方鑒順利得了周誨傳來的手劄,幾人研究了一番便也明白了楚州三族做這勾當不是一天兩天了,積累的財富怕是都用來養兵了,山中有多少兵馬仍是未知。三人俱是出了一身冷汗。

“事不宜遲,我們即刻出城,魏將軍這數千兵馬怕是不夠。消息需得盡快發往京中恭請聖裁。”方鑒拍板下了決斷。於是第二日借口方鑒游學要去附近縣城古跡,三人又出了城,一出城便快馬加鞭往魏立澄處去。

甫一下馬,魏立澄便迎出來道:“回來得正好,我這邊也有了些消息。”

方鑒先講城中情況說了,魏立澄散入山中的人馬也驗證了幾處要道皆有兵馬守衛,與方鑒這處的判斷基本一致,於是便將周誨手劄並她二人的奏報一並八百裏加急發出,這才有空再論其他。

“什麽?有高大人的消息?”方鑒聞言欣喜萬分。

“我們散在山中的武卒撞上了一名采藥人,聽聞我們在找人,便說似乎見過。再問的時候她卻不信,說得要我們自證身份。這怎麽說呢,我總不能把游擊將軍印給她吧。”魏立澄面有難色。

方鑒心中有什麽一閃而過,她問道:“這麽說這人能見到高大人?”

“據說是知道那位大人身處何處。”

“這樣吧,你將這個給她,叫她拿給那位大人看,大人自會明白。”方鑒猶豫片刻,從袖袋中掏出了一樣東西。魏立澄接過看了看,是一枚精巧的小印,上頭刻了“臨深”二字。

方鑒有些不舍,再三交代道:“可得給我拿回來。莫要弄丟了。”

高雲衢閑來無聊用稻草琢磨起周易來,推演了一遍又一遍,百無聊賴地擱下了稻草桿子,她看了看自己記的數,她被關在這裏已有月餘了。鐘杳一日來一回,洗漱的水也替她打,幹凈的衣裳也會拿給她換,鐐銬磨出的傷痕也幫她上藥。

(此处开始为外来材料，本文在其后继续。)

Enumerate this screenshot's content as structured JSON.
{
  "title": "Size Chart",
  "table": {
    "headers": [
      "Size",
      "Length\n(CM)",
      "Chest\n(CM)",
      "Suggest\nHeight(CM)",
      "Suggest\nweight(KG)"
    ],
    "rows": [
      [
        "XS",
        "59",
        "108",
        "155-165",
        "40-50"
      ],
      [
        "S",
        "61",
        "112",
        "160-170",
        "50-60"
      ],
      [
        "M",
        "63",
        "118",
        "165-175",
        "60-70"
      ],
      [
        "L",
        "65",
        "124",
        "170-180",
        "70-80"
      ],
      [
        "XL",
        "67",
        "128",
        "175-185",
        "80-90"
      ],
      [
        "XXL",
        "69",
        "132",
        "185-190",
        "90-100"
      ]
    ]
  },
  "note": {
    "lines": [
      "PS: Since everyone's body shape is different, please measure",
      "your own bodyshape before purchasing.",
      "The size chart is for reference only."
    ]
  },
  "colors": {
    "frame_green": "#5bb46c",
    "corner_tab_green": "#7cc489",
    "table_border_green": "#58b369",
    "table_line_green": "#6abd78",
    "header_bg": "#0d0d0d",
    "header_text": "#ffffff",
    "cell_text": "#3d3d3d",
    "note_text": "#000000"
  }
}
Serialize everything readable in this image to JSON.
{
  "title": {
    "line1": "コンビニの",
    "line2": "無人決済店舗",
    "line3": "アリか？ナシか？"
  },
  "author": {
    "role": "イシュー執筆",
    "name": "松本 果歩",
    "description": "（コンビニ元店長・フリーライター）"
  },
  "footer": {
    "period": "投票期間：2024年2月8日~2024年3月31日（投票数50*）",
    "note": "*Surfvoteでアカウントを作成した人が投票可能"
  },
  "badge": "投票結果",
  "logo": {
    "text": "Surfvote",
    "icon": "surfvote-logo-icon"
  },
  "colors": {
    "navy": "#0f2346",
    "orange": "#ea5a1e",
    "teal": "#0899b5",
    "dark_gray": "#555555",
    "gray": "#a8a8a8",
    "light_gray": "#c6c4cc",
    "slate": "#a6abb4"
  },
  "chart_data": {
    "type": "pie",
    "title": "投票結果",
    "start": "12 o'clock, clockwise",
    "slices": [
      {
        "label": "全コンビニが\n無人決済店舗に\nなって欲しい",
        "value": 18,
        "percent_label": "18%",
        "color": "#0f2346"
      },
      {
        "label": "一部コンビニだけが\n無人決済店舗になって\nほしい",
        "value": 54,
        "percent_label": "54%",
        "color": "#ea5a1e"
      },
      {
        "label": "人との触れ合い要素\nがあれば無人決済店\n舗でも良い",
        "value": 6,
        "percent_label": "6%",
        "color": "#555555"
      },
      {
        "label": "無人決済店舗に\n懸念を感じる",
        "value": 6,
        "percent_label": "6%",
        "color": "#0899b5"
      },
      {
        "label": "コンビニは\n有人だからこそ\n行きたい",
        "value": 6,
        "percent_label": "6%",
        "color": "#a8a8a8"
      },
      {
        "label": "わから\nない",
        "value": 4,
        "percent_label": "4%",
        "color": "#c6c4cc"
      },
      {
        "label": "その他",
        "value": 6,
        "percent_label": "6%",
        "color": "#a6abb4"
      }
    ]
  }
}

只兩樣不成,一是不給她解了鐐銬,二是不給她吃飽。

“阿遠娘子,不給我解開腳鐐便算了,就不能多給點吃的嗎?鎖著我我又跑不了。”

“不成。”鐘杳一板一眼地回答,“你會武,吃飽了你便有力氣擒我。你且忍忍。”

“這哪是能忍的呀。”高雲衢哪吃過這種虧,餓得直罵人。

“還有力氣罵,想來還成。”鐘杳的回話氣得高雲衢眼前一黑。但也毫無辦法,只能多睡,睡著的時候便不太會感知到饑餓。

這回鐘杳推門進來的時候高雲衢亦是昏昏沈沈的,鐘杳拍了拍她,將一個東西放在她的眼前:“貴人,認識這個嗎?”

高雲衢醒了醒神,定睛看去,一枚小印在眼前晃晃悠悠,這如何不認識?高雲衢一下便驚醒了,抓過那枚小印仔細看了看,冷下聲音喝道:“你哪裏來的?”

“有一批兵卒在山中悄悄尋摸什麽,叫我的人撞上了。他們說是曲州軍,來尋人,我讓他們拿個能證明身份的東西。他們便送了這個來,說你一看便知。”

高雲衢將那枚小印握在手心裏,指腹摩挲著印面上的紋路,那是她自己精心挑選的石料,用心打磨著一刀一刀刻下的,在方鑒中舉那年連著“臨深”這個字一起送給了她,是她從不離身的東西。高雲衢露出了一個極溫柔的笑容:“嗯,是可信的人。她們在找我。”

鐘杳看著她的表情,玩味地問:“是會為你踏平楚州的那個人嗎?”

“是。”高雲衢擡起頭看向鐘杳,“阿遠娘子,你我應不是敵人。我的後援到了,你還是不願告訴我嗎?”

“您真的是……”鐘杳也笑了起來,這是高雲衢第一次看到她的笑意,坦蕩的放松的欣慰的,如同天地間獨自一人前行的旅人看見了同伴。